30o Une suffisante quantité des caractères orientaux qui appartiennent au gouvernement serait mise à la disposition tant de ce collége que de celui de Marseille; chacun d’eux aurait son imprimeur particulier, avec la seule obligation d’user paternellement desdits caractères, et de payer un droit modique pour leur entretien[209].
[209] L’un des moyens de tuer la littérature orientale a été de la mettre dans la dépendance exclusive de l’Imprimerie Royale. Ce gigantesque établissement, accablé de travaux politiques, est dans l’impossibilité de donner des soins suffisans à d’autres branches: aussi, le moindre ouvrage y reste des années; et, de plus, l’esprit dominateur de quelques individus n’accorde pas même aux auteurs la permission de suivre leur propre orthographe.
31o A l’époque où serait organisé le collége de Marseille, toutes les chaires et places actuelles des orientalistes à Paris seraient fondues sous la nouvelle forme. Les anciens possesseurs y seraient placés; mais, à chaque vacance qui arriverait, la place serait donnée par concours au sujet le plus capable.
32o A ce concours seraient surtout appelés les drogmans et interprètes ayant servi un certain nombre d’années, soit au Levant, soit au collége de Marseille, et qui, à titre de vétérans, désireraient se livrer à la littérature théorique. Dans cette mutation, ils conserveraient une partie de leur premier traitement.
33o Ces habiles vétérans seraient surtout destinés à remplir un noble service d’hospitalité et d’équité nationale dont on ne s’est point assez occupé.—Lorsqu’il arrive à Paris des Asiatiques de classe marquante, comme il y en a eu depuis vingt ans plusieurs, et spécialement des Persans, qui répugnent moins que les Turks à voyager chez les infidèles, leur position domestique et civile est vraiment pénible: ne comprenant point la langue, n’étant point compris, ils sont des sourds et muets isolés au milieu d’une active population: ils trouvent à chaque pas, à chaque affaire, mille obstacles et difficultés. S’ils réclament le secours d’interprètes non officiels, cela les expose à plusieurs désagrémens: il faut donc qu’ils se restreignent aux officiels.—Il y a environ quinze ans, lorsqu’un envoyé de Fetah-Ali, roi de Perse, vint à Paris, lui et les siens se plaignirent de ne point comprendre ces interprètes, et de n’en être point compris: ceux-ci disent que c’est un nouveau persan différent de celui des livres; mais toujours est-ce la langue courante. Il résulte de ceci des inconvéniens dont je puis citer un fâcheux exemple présent.

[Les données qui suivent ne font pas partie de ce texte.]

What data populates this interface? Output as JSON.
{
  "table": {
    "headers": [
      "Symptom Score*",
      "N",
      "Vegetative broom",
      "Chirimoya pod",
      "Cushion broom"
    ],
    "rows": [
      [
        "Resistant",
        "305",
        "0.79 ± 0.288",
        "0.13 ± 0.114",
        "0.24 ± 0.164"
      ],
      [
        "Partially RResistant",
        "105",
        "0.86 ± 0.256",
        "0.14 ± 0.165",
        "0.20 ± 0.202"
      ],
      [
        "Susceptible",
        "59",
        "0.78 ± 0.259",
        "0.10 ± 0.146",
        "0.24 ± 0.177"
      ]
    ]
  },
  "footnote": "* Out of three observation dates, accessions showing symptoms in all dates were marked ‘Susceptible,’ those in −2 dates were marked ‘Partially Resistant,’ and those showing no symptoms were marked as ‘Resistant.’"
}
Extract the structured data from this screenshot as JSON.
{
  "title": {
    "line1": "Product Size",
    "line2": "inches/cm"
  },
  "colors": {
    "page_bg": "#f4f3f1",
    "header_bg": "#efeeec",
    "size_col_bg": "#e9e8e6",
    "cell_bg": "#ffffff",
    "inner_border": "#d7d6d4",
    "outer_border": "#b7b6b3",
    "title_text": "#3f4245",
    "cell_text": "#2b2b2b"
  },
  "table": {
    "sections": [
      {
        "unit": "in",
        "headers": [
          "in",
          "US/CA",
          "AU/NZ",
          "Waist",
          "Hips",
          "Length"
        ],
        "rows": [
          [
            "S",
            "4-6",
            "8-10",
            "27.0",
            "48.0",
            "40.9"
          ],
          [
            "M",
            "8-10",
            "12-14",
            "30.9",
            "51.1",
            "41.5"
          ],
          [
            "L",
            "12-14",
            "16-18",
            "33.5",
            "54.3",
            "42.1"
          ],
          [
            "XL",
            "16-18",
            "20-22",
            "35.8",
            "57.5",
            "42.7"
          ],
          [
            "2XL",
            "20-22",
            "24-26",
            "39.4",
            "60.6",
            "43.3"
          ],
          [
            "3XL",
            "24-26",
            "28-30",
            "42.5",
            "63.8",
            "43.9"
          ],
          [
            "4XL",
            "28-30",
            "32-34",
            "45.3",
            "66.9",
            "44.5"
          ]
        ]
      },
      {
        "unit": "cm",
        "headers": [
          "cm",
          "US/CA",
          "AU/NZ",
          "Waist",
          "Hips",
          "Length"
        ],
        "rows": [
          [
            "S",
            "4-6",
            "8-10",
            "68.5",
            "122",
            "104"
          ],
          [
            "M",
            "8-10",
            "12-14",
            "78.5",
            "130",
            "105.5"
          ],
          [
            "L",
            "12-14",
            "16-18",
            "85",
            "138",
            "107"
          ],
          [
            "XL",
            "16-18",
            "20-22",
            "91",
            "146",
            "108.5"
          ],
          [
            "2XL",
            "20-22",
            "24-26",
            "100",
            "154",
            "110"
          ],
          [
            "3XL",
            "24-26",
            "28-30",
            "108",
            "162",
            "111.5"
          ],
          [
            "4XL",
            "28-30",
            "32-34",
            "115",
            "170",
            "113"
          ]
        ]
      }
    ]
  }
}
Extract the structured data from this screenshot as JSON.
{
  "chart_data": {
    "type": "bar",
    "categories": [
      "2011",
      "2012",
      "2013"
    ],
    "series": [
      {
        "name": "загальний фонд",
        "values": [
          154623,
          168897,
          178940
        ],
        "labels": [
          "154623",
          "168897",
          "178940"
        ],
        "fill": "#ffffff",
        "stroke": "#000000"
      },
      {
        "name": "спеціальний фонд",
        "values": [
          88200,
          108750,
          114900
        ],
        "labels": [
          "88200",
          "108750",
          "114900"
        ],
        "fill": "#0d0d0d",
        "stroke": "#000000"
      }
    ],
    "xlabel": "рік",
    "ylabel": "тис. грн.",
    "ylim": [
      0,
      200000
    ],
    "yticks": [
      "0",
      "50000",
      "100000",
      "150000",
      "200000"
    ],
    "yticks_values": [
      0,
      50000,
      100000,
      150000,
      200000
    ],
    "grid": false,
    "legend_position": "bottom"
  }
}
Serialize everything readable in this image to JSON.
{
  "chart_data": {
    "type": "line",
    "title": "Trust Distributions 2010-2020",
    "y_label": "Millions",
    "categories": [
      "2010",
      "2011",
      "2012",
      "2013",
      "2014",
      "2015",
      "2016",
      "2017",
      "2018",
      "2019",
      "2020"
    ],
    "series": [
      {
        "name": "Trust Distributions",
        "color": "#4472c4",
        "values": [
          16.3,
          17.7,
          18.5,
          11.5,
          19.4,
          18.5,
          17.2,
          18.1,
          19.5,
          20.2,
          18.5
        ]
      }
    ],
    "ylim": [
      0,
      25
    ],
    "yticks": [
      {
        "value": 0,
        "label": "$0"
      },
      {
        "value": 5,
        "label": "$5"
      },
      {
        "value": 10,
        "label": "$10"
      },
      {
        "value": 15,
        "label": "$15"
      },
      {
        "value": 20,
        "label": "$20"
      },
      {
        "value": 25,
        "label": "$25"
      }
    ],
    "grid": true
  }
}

Il y a déjà plus de huit mois, un marchand persan, de rite musulman, se présenta à la douane de nos frontières du Rhin, muni d’une lettre d’Abbas-Mirza, fils du roi de Perse: il était porteur d’une quantité assez considérable de schals cachemire; à tort ou à raison, on l’inculpa de contrebande; on saisit sa marchandise: il est venu à Paris réclamer et solliciter; il n’est guère plus avancé que le premier jour. De deux choses l’une: ou il est dans le cas d’être saisi, et l’on a eu un tort extrême d’aggraver ses pertes de toutes les dépenses d’un séjour de huit mois; ou il n’est pas coupable de contrebande, et l’on a commis une criante injustice de le traîner huit mois. Si tel cas nous arrivait à Maroc ou à Alger, quels seraient nos cris sur les mœurs barbares? Nous, que sommes-nous?
Dans l’organisation du collége de Paris, telle que je la suppose, des vétérans-pratiques n’éprouveraient pas les embarras de nos théoriciens: conversant aisément avec les Orientaux, ils deviendraient leurs avocats, leurs guides; et ce noble but serait surtout atteint si l’on rassemblait tout leur corps dans un même logement, qui formerait comme une colonie asiatique: là, les étrangers trouveraient, à chaque instant du jour, distraction, instruction, appui: ces soins ne seraient pas aussi perdus qu’on pourrait le croire pour les intérêts du commerce et de la politique.
34o Un commissaire spécial, conseiller-d’état, serait chargé de toute cette organisation, de concert avec le comité de Marseille. Une fois terminée, il resterait l’agent intermédiaire des ordres et relations du gouvernement vis-à-vis des deux colléges; il dépendrait d’un seul ministère qui devrait être celui des Affaires étrangères. Il n’y aurait plus le morcellement actuel de nos institutions orientales, entre ce département et ceux de la Marine et de l’Intérieur.
35o A dater d’une époque qui serait fixée, ce commissaire serait tenu d’avoir voyagé au moins deux ans, soit en Barbarie, soit en Égypte et Syrie, ou autres parties de l’empire turk.
Il y aurait sans doute beaucoup d’autres dispositions nécessaires à établir, mais c’est assez en ce moment d’avoir tracé ce canevas.